Crowley

Eternity

Vi veri universum vivus vici.

By the power of truth, I, while living, have conquered the universe

We can dispute the origin of the phrase a little later, I was looking at it this morning and wanted to write about it as soon as I did, so here I am, writing about it.

Crowley writes:

Terrible and wonderful is the Mystery thereof, O thou Titan that hast climbed into the bed of Juno! Surely thou art bound unto, and broken upon, the wheel; yet hast thou uncovered the nakedness of the Holy One, and the Queen of Heaven is in travail of child, and his name shall be called Vir, and Vis, and Virus, and Virtus, and Viridis, in one name that is all these, and above all these.

For those of us who do not speak Hermetic, it boils down to this:

His name shall be called Vir [man], and Vis [power], and Virus [poison], and Virtus [manliness], and Viridis [green], in one name that is all these, and above all these.

We can get into Johann Georg Faust a little later in the day if you like, but my 15th Century German is rusty, to say the least.

So, now that I have thrilled all of you with my knowledge of a line that most of you will ascribe to V from the works Mr. Moore, I will go into why I bothered writing about it at all.
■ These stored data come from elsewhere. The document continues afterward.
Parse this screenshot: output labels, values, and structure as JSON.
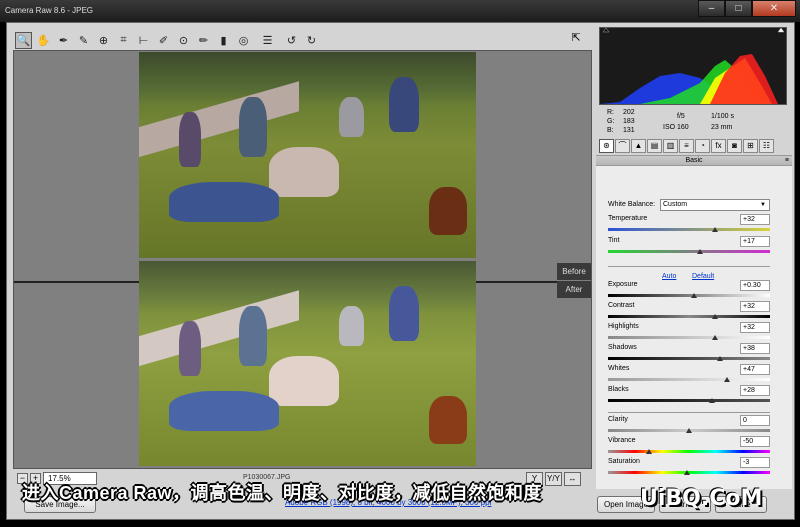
{
  "window": {
    "title": "Camera Raw 8.6  -  JPEG",
    "minimize": "–",
    "maximize": "□",
    "close": "✕"
  },
  "toolbar": {
    "tools": [
      {
        "name": "zoom-tool-icon",
        "glyph": "🔍"
      },
      {
        "name": "hand-tool-icon",
        "glyph": "✋"
      },
      {
        "name": "white-balance-tool-icon",
        "glyph": "✒"
      },
      {
        "name": "color-sampler-tool-icon",
        "glyph": "✎"
      },
      {
        "name": "targeted-adjustment-tool-icon",
        "glyph": "⊕"
      },
      {
        "name": "crop-tool-icon",
        "glyph": "⌗"
      },
      {
        "name": "straighten-tool-icon",
        "glyph": "⊢"
      },
      {
        "name": "spot-removal-tool-icon",
        "glyph": "✐"
      },
      {
        "name": "red-eye-tool-icon",
        "glyph": "⊙"
      },
      {
        "name": "adjustment-brush-icon",
        "glyph": "✏"
      },
      {
        "name": "graduated-filter-icon",
        "glyph": "▮"
      },
      {
        "name": "radial-filter-icon",
        "glyph": "◎"
      },
      {
        "name": "preferences-icon",
        "glyph": "☰"
      },
      {
        "name": "rotate-left-icon",
        "glyph": "↺"
      },
      {
        "name": "rotate-right-icon",
        "glyph": "↻"
      }
    ],
    "fullscreen_glyph": "⇱"
  },
  "preview": {
    "before_label": "Before",
    "after_label": "After"
  },
  "bottom": {
    "zoom_minus": "−",
    "zoom_plus": "+",
    "zoom_value": "17.5%",
    "filename": "P1030067.JPG",
    "views": [
      "Y",
      "Y/Y",
      "↔",
      "⚙"
    ]
  },
  "footer": {
    "save_button": "Save Image...",
    "workflow_link": "Adobe RGB (1998); 8 bit; 4000 by 3000 (12.0MP); 300 ppi",
    "open_button": "Open Image",
    "cancel_button": "Cancel",
    "done_button": "Done"
  },
  "caption": "进入Camera Raw，调高色温、明度、对比度，减低自然饱和度",
  "watermark": "UiBQ.CoM",
  "histogram": {
    "colors": {
      "red": "#ff2020",
      "green": "#22dd22",
      "blue": "#2040ff",
      "yellow": "#ffff00"
    }
  },
  "readout": {
    "r_label": "R:",
    "r_value": "202",
    "g_label": "G:",
    "g_value": "183",
    "b_label": "B:",
    "b_value": "131",
    "aperture": "f/5",
    "shutter": "1/100 s",
    "iso": "ISO 160",
    "focal": "23 mm"
  },
  "panel_tabs": [
    "⊛",
    "⌒",
    "▲",
    "▤",
    "▥",
    "≡",
    "◔",
    "fx",
    "◙",
    "⊞",
    "☷"
  ],
  "panel": {
    "title": "Basic",
    "menu_icon": "≡",
    "white_balance_label": "White Balance:",
    "white_balance_value": "Custom",
    "select_arrow": "▼",
    "auto_link": "Auto",
    "default_link": "Default",
    "sliders": [
      {
        "label": "Temperature",
        "value": "+32",
        "fraction": 0.66,
        "gradient": "linear-gradient(90deg,#2c52d8,#d9d33a)"
      },
      {
        "label": "Tint",
        "value": "+17",
        "fraction": 0.57,
        "gradient": "linear-gradient(90deg,#25d631,#d22bd1)"
      },
      {
        "label": "Exposure",
        "value": "+0.30",
        "fraction": 0.53,
        "gradient": "linear-gradient(90deg,#000,#fff)"
      },
      {
        "label": "Contrast",
        "value": "+32",
        "fraction": 0.66,
        "gradient": "linear-gradient(90deg,#000,#888,#000)"
      },
      {
        "label": "Highlights",
        "value": "+32",
        "fraction": 0.66,
        "gradient": "linear-gradient(90deg,#888,#fff)"
      },
      {
        "label": "Shadows",
        "value": "+38",
        "fraction": 0.69,
        "gradient": "linear-gradient(90deg,#000,#888)"
      },
      {
        "label": "Whites",
        "value": "+47",
        "fraction": 0.735,
        "gradient": "linear-gradient(90deg,#999,#fff)"
      },
      {
        "label": "Blacks",
        "value": "+28",
        "fraction": 0.64,
        "gradient": "linear-gradient(90deg,#000,#555)"
      },
      {
        "label": "Clarity",
        "value": "0",
        "fraction": 0.5,
        "gradient": "linear-gradient(90deg,#888,#ccc,#888)"
      },
      {
        "label": "Vibrance",
        "value": "-50",
        "fraction": 0.25,
        "gradient": "linear-gradient(90deg,#999,#f00,#ff0,#0f0,#0ff,#00f,#f0f)"
      },
      {
        "label": "Saturation",
        "value": "-3",
        "fraction": 0.485,
        "gradient": "linear-gradient(90deg,#999,#f00,#ff0,#0f0,#0ff,#00f,#f0f)"
      }
    ]
  }
}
It has occurred to me that over the last indeterminate span of time, call it a year or so, I have forgotten that the phrase above applies to me. I have forgotten that even in the grips of depression and anxiety, if I keep the truth in my mind and heart, that there is no way I can possibly fail, or at least it will be nearly impossible to.

I have a horrible habit of going huge stretches of time thinking that nothing that I do will ever amount to anything and all that I am is a minuscule cog in a machine so much greater than myself that I cannot ever hope to see the machine as a whole.
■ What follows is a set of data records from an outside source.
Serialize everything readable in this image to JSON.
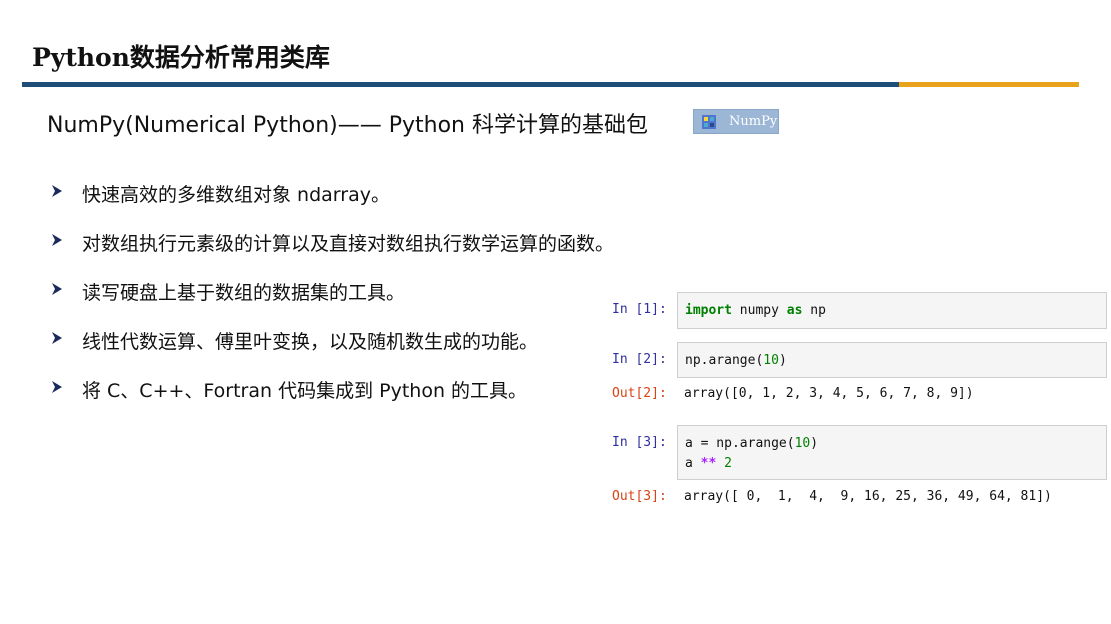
{
  "slide": {
    "title": "Python数据分析常用类库",
    "subtitle": "NumPy(Numerical Python)—— Python 科学计算的基础包",
    "badge_label": "NumPy",
    "colors": {
      "rule_primary": "#1f4e79",
      "rule_accent": "#e8a21c"
    }
  },
  "bullets": [
    {
      "icon": "arrow-bullet-icon",
      "text": "快速高效的多维数组对象 ndarray。"
    },
    {
      "icon": "arrow-bullet-icon",
      "text": "对数组执行元素级的计算以及直接对数组执行数学运算的函数。"
    },
    {
      "icon": "arrow-bullet-icon",
      "text": "读写硬盘上基于数组的数据集的工具。"
    },
    {
      "icon": "arrow-bullet-icon",
      "text": "线性代数运算、傅里叶变换，以及随机数生成的功能。"
    },
    {
      "icon": "arrow-bullet-icon",
      "text": "将 C、C++、Fortran 代码集成到 Python 的工具。"
    }
  ],
  "notebook": {
    "cells": [
      {
        "in_prompt": "In [1]:",
        "code": [
          "import numpy as np"
        ]
      },
      {
        "in_prompt": "In [2]:",
        "code": [
          "np.arange(10)"
        ],
        "out_prompt": "Out[2]:",
        "output": "array([0, 1, 2, 3, 4, 5, 6, 7, 8, 9])"
      },
      {
        "in_prompt": "In [3]:",
        "code": [
          "a = np.arange(10)",
          "a ** 2"
        ],
        "out_prompt": "Out[3]:",
        "output": "array([ 0,  1,  4,  9, 16, 25, 36, 49, 64, 81])"
      }
    ],
    "colors": {
      "in_prompt": "#30309f",
      "out_prompt": "#d84315",
      "keyword": "#008000",
      "operator": "#aa22ff"
    }
  }
}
Thinking this is a very unhealthy thing for me as it perpetuates the question of “Why should I try when none of it matters anyway?” When I think those thoughts I slip into the darkest parts of myself and as I get older the slope to get out of that place becomes so much more slippery than it was even just the year before. It gets just a little harder to find that pinprick of light that is needed to march ever towards so that I will find the world I am supposed to live in again.

I couch things in metaphor and symbolism because I am terrified of saying things like I think I am losing my grip on reality as the years go by, or that I am not sure if it is all worth it anymore. I am not trying to run away, or die, or escape, I just think the things I think is all.
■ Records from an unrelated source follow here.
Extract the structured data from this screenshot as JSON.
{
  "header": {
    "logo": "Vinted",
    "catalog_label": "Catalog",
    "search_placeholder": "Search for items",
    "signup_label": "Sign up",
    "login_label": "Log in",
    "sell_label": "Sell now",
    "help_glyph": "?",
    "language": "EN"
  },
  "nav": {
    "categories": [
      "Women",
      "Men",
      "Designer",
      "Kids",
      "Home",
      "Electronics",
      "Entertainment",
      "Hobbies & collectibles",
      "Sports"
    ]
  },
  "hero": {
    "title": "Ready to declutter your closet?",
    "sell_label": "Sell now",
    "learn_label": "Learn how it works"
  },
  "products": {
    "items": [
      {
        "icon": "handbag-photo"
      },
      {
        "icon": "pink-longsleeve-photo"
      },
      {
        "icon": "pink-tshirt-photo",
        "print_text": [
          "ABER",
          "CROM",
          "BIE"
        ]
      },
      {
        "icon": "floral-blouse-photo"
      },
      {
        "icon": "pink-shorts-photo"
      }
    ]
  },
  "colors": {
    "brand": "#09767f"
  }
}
I know this is a wee heavy for a Sunday morning at ten, those of you going to church hopefully read this after the fact so that I don’t make you think overlong on things a good church goer should not be thinking of ever, never mind on a Sunday morning.

Maybe it is all bullshit and I am lonely in my thoughts so I puke them all over you so that you must have them, even for a moment, yourselves.

I guess that is up for you to decide.